When he’s not actively working as the CEO of the multibillion dollar corporation he founded almost 30 years ago, Ian Robertson can often be found flying a plane, or attending a class or lecture, looking for novel ways to challenge his brain and kick start his creativity. “I think the educational process keeps the neurons firing,” Robertson says. “I honestly believe the brain is like a muscle. Stop learning and it starts to atrophy.” If you want proof that Robertson actually lives that conviction, look no further than his string of postgraduate degrees and designations, which include an MBA, a CFA, and most recently, a Global Professional Masters of Law from UofT.
“Why the GPLLM? As I looked at the knowledge set that I use every day in my career, clearly I’m involved with lots of things legal,” he says. “Particularly given Algonquin’s business outside of Canada. When I looked at the syllabus for the program it sounded consistent with the challenges I have every day.”
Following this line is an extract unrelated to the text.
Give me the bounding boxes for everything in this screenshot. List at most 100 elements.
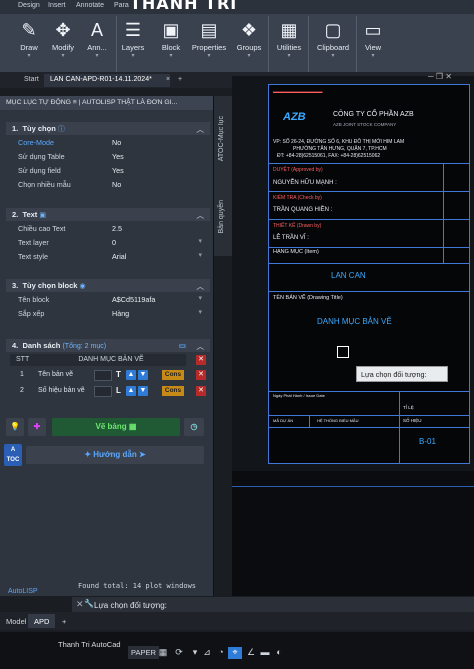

Those challenges often involve issues related to public financing, mergers and acquisitions and international trade relations, especially with a majority of Algonquin’s holdings scattered across the United States. Access to the brightest legal experts around is no substitute for the confidence he’s gained from earning the degree, he says. An informed and educated leader makes smarter and better business decisions.
“I want to be an engaged participant in all of the discussions and decisions I make,” he says. “I believe in challenging people, challenging a discussion, understanding the issues they are bringing to my attention. At the end of the day, most decisions in life are factored on art not on science. So you have to be able to evaluate and prioritize.”
Robertson places such a priority on continuing education, he encourages all of his employees to pursue it with financial support from the company. The subject of the course work hardly matters, as long as in some way it stretches their minds. Algonquin’s treasurer enrolled in the GPLLM after seeking Robertson’s advice.
But back to that plane. Robertson actually pilots the company’s corporate jet. He also happens to be a flight test examiner and check pilot for Transport Canada. That should reassure his colleagues, he says, as he flies them from place to place. He adds, with a chuckle, “I guess it’s always good to have something to fall back on in case the other thing doesn’t work out.”
During more than fifteen years in the financial services industry, Eric Brock combined an undergraduate liberal arts degree with an MBA to take on progressively senior roles at some of Canada’s biggest banks. His latest move put him in the office of the COO of a large American Bank’s Canadian office, just as he was beginning classes in the GPLLM program at U of T. “I’ve always been a great believer in balancing academics and experience,” Brock says. “I don’t want to be a practicing lawyer but having this knowledge is extremely valuable in being able to bring a legal understanding to some of the business decisions we’re making in Canada and across the border.”
Just a few months in, he says he’s already put some of his newly learned skills into practice in the workplace, specifically when dealing with the numerous contracts he handles every day. “I have a much deeper understanding of the discussion that’s going on and the negotiations back and forth.”
With thought-provoking classes, diverse and intelligent classmates and top-notch professors, Brock is a believer. “U of T has really nailed being able to strike the balance between application and theory” he says. “I would say this is one of the most challenging but also practical and fun experiences in my professional development.”